Elizabeth Deny Retno Putri atau yang lebih dikenal masyarakat sebagai Lisa A. Riyanto adalah artis penyanyi ibukota yang tak asing lagi. Lahir 6 September 1975 sebgai anak bungsu A. Riyanto – pencipta lagu dan pentolan grup band The Favourite’s yang berjaya di Nusantara di tahun 1970-an – Lisa memang kental mewarisi bakat seni ayahnya. Buktinya adalah 5 album lagu yang dihasilkan ibu muda berputera satu ini yang cukup mendapat sambutan penggemarnya. Belakangan, Lisa terkesan meninggalkan dunia selebriti yang menjanjikan dan malahan aktif melayani di jalur rohani. Mengapa demikian?
“Pertama-tama, saya menyanyi memang bukan untuk mengejar penghasilan, tetapi karena darah seni kental mengalir dalam keluarga saya.

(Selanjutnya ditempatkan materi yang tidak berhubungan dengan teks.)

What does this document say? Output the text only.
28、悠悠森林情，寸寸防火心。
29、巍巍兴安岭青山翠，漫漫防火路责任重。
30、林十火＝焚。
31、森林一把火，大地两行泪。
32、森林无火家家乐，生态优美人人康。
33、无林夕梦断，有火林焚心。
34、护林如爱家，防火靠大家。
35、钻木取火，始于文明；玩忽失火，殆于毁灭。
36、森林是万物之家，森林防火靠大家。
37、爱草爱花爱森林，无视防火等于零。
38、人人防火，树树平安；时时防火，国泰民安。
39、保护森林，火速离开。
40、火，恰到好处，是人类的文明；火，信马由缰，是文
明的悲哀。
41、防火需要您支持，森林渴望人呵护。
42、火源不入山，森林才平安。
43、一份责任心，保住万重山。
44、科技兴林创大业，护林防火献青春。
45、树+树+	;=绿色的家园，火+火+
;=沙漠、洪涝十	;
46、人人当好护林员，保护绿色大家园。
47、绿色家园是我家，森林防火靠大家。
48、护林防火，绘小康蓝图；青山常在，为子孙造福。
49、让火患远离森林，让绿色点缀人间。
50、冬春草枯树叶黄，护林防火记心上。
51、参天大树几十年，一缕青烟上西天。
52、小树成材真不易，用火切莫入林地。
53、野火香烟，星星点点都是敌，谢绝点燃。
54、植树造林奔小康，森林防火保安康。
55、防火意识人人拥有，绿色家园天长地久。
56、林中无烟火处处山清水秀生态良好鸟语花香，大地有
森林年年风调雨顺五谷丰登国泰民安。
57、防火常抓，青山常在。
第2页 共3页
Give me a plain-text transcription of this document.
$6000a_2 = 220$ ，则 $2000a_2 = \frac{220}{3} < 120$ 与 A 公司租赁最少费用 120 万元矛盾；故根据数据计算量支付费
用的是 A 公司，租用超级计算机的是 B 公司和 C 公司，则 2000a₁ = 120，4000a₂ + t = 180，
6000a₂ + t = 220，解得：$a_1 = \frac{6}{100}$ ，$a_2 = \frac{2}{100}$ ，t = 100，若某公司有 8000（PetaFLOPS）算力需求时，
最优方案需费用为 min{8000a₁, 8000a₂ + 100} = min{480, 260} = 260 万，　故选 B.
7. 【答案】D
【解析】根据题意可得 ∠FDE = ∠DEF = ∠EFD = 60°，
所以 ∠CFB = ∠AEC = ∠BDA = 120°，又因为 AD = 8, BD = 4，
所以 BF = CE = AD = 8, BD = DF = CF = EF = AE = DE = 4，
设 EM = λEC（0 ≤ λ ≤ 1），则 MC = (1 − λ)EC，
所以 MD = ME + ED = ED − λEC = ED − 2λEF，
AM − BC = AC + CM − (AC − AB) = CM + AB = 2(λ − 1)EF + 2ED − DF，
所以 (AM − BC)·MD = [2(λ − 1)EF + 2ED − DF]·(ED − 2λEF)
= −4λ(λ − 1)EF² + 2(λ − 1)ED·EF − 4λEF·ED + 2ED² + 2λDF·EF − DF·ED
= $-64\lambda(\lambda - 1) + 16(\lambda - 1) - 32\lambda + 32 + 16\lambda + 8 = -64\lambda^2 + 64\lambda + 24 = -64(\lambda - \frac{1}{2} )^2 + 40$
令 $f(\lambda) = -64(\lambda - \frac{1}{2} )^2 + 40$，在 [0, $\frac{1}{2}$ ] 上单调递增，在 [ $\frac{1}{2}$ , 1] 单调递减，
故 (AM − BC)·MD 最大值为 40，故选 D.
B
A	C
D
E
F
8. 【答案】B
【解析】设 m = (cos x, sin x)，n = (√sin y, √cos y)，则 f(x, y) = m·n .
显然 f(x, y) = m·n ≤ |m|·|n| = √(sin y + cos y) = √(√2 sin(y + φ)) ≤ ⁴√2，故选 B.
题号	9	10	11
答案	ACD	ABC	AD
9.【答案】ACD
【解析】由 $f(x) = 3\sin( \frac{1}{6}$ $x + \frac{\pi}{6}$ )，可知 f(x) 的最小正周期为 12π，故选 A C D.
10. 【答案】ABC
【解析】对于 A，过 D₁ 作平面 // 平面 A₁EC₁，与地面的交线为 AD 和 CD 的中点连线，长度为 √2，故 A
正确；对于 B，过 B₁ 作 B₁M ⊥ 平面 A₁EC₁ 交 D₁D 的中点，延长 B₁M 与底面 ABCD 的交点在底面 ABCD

Kalau ditanya awal mula saya terjun di jalur rohani, itu adalah di tahun 1995, saat saya diminta untuk mengisi penutupan acara kaum muda di Kalimantan. Waktu itu, Panitia menghubungi saya karena mengetahui saya seorang Katolik. Sejak itulah saya mulai melayani di jalur rohani. Saya pun terus mengikuti arah tuntunan Tuhan untuk terus berkiprah di jalur rohani. Terus terang, hingga sekarang saya belum bisa berbuat banyak untuk berterima kasih pada kemurahanNya pada saya, dan saya pikir inilah salah satu bentuk rasa syukur saya pada Tuhan,” terang Lisa yang ditemui di sela-sela waktunya menanti giliran naik panggung menghibur pengunjung Expo Panggilan di Paroki Cengkareng.
Lisa, pelantun lagu “Ave Maria” ciptaan Pance Pondag di album rohani Lisa “Ave Maria”, menilai bahwa panggilan khusus itu adalah dorongan yang kuat sekali yang memang asalnya dari Tuhan yang terus menuntun untuk melangkah ke arah yang ditentukanNya. “Memang tidak semua orang mendapat panggilan khusus, karena hal itu adalah suatu anugerah yang luar biasa.” Di matanya, panggilan Tuhan itu bukan hanya menjadi seorang biarawan/biarawati, tetapi juga dapat berupa menjadi seorang dokter, pekerja kantoran, atau juga hidup berkeluarga. “Kalau memang kita merasakan panggilan itu berasal dari Tuhan, maka kita akan dengan sukacita menjalaninya. Kita tak mudah mengeluh dan mudah untuk bangkit kembali saat jatuh, karena kita tahu itu semua berasal dari Tuhan,” terangnya lagi.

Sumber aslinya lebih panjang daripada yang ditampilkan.